His grandfather had been born with a caul over his head, which was supposed to indicate good luck, and indeed, he’d been an extraordinarily lucky man. He’d spent his life as a merchant seaman and had survived the battle of Jutland and the Second World War. The one night he’d got drunk and missed his boat, it had hit an offshore mine and gone down with all 700 hands lost. And then, it seemed that his luck ran out on the day that he died. He’d been a stoker, feeding the furnaces, and in the late 50s, when his boat was in Cardigan Bay, it happened to hit a mine leftover from the war. The mine exploded against the boiler room and his grandfather was the only man to lose his life. He shouldn’t even have been there but he was covering the shift for a friend.

millionsWhat on earth provoked this memory from his grandmother, he wondered? It was a story of unpredictability that seemed itself to have sprung from nowhere. We were all entranced as he told it, feeling for ourselves that suspension of the world that happens when we listen closely. And this was what his talk was like – a series of dramatic scenes that were vivid and fascinating but there seemed to be no coherent argument, just a hopscotch between the ideas of listening to a story, memory and unpredictability.

But then he drew them all together in an intriguing image.
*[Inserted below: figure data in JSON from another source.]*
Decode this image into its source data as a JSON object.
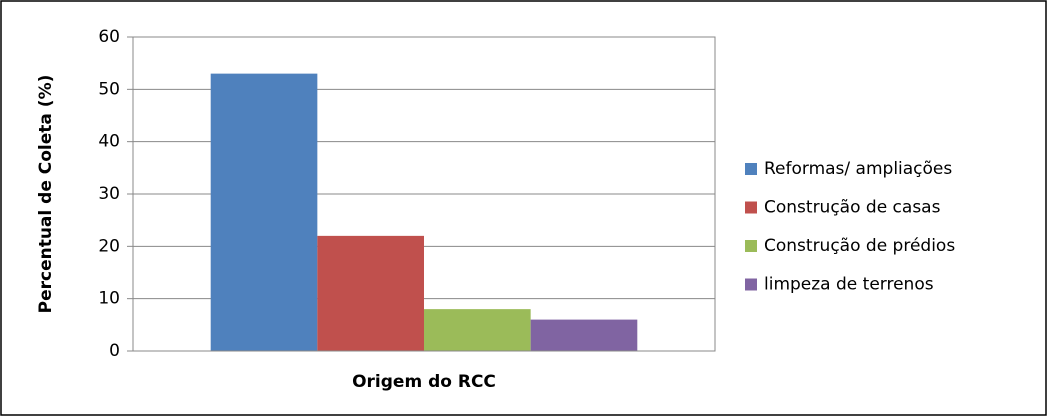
{
  "chart_data": {
    "type": "bar",
    "x_label": "Origem do RCC",
    "y_label": "Percentual de Coleta (%)",
    "categories": [
      null
    ],
    "series": [
      {
        "name": "Reformas/ ampliações",
        "color": "#4f81bd",
        "values": [
          53
        ]
      },
      {
        "name": "Construção de casas",
        "color": "#c0504d",
        "values": [
          22
        ]
      },
      {
        "name": "Construção de prédios",
        "color": "#9bbb59",
        "values": [
          8
        ]
      },
      {
        "name": "limpeza de terrenos",
        "color": "#8064a2",
        "values": [
          6
        ]
      }
    ],
    "ylim": [
      0,
      60
    ],
    "yticks": [
      0,
      10,
      20,
      30,
      40,
      50,
      60
    ],
    "grid": true,
    "legend": "right"
  }
}
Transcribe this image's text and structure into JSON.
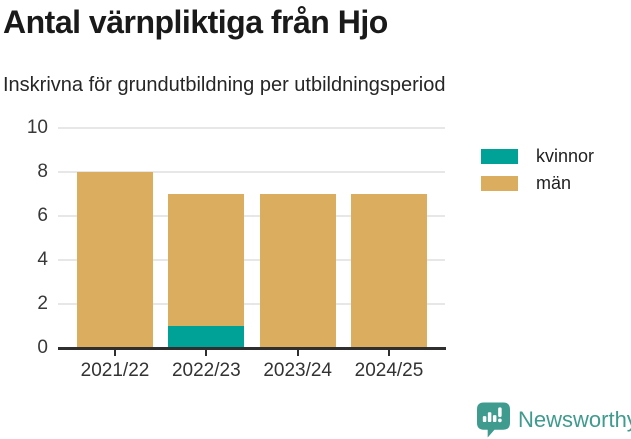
{
  "header": {
    "title": "Antal värnpliktiga från Hjo",
    "subtitle": "Inskrivna för grundutbildning per utbildningsperiod"
  },
  "chart_data": {
    "type": "bar",
    "stacked": true,
    "title": "Antal värnpliktiga från Hjo",
    "subtitle": "Inskrivna för grundutbildning per utbildningsperiod",
    "categories": [
      "2021/22",
      "2022/23",
      "2023/24",
      "2024/25"
    ],
    "series": [
      {
        "name": "kvinnor",
        "color": "#00A196",
        "values": [
          0,
          1,
          0,
          0
        ]
      },
      {
        "name": "män",
        "color": "#DBAD5E",
        "values": [
          8,
          6,
          7,
          7
        ]
      }
    ],
    "totals": [
      8,
      7,
      7,
      7
    ],
    "xlabel": "",
    "ylabel": "",
    "ylim": [
      0,
      10
    ],
    "yticks": [
      0,
      2,
      4,
      6,
      8,
      10
    ],
    "grid": true,
    "gridline_color": "#e7e7e7",
    "axis_color": "#2f2f2f",
    "legend_position": "top-right"
  },
  "footer": {
    "brand": "Newsworthy",
    "brand_color": "#3E9B8D",
    "logo_icon": "bar-chart-speech-bubble-icon"
  }
}
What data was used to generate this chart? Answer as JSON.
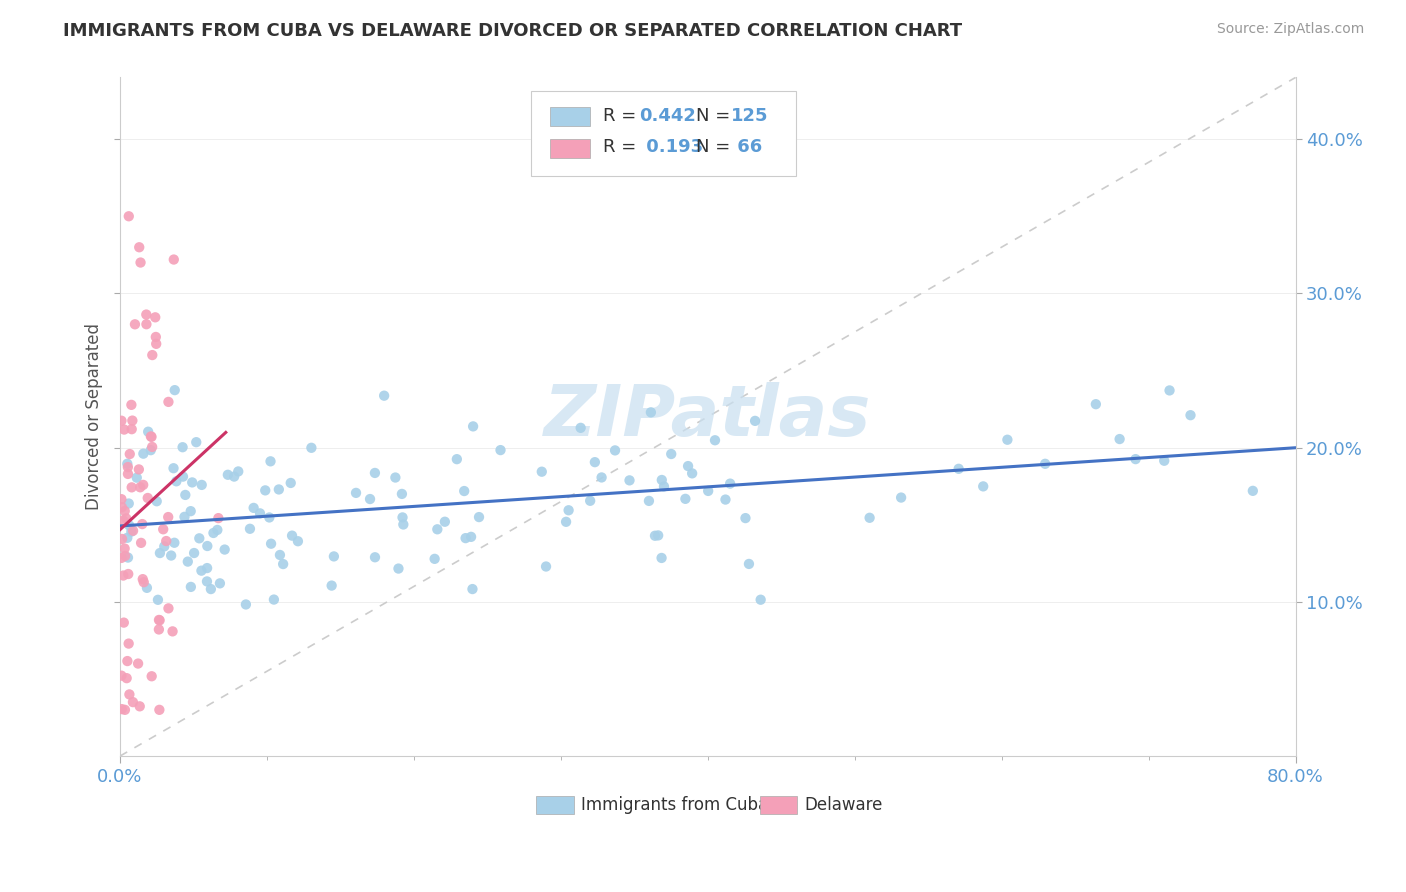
{
  "title": "IMMIGRANTS FROM CUBA VS DELAWARE DIVORCED OR SEPARATED CORRELATION CHART",
  "source": "Source: ZipAtlas.com",
  "ylabel": "Divorced or Separated",
  "ytick_labels": [
    "10.0%",
    "20.0%",
    "30.0%",
    "40.0%"
  ],
  "ytick_values": [
    0.1,
    0.2,
    0.3,
    0.4
  ],
  "xlim": [
    0.0,
    0.8
  ],
  "ylim": [
    0.0,
    0.44
  ],
  "blue_color": "#a8d0e8",
  "pink_color": "#f4a0b8",
  "trend_blue": "#4472c4",
  "trend_pink": "#cc3366",
  "diag_color": "#cccccc",
  "watermark_color": "#c8dff0",
  "background_color": "#ffffff",
  "blue_N": 125,
  "pink_N": 66,
  "blue_R": 0.442,
  "pink_R": 0.193
}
He told us about the formation of coal, how algae soaked up billions of summers on an empty planet, sinking down into the earth until the heat of the sunshine was compressed and compacted into rock solid matter. And then a hole was opened up and the coal extracted, where it burnt with the energy retained from those billions of unseen sunny days. And he said that stories worked this way in the mind. That they took their energy and brilliance down into the mind and lay there for a long time, decades, perhaps, until suddenly, a shaft opened up and that story came back, its splintered images emerging unpredictably but just when you needed them.

FCB said he worried that the way stories are taught in schools, particularly with young children, destroyed their power. He said he often went to read in schools and he’d be introduced by the teacher and the kids would be really happy at the prospect of listening to a story. ‘And we’re going to listen out for when Mr FCB uses his ‘wow’ words,’ the teacher would go on to say, ‘and afterwards you’re going to write them down and make some sentences from them…’ At which point, FCB argued, the power of the storytelling was lost. If you turn listening to a story into a transaction, you rob it of its value. All the energy of the story is dissipated. Not least because the pleasure was spoiled, and pleasure he argued, is a profound form of attention, one with alchemical properties.

I thought that was extremely interesting. The talk also reminded me how much I missed reading to a child. I loved bedtime reading. It felt like a rare time in the day when my son and I were both doing exactly what we wanted to be doing. During questions, FCB was asked about his favourite books as a child and he said he couldn’t distinguish now between the ones he liked and the ones he’d enjoyed reading to his own kids. But he did single out the Moomins, particularly Moominland Midwinter, when Moomintroll wakes up while all his family are hibernating. It was, he said, like someone had asked Kierkegaard round on a play date. A line I have savoured ever since. If Tom’s Midnight Garden turns out to be too worthy, I might remind myself what the Moomins were all about instead.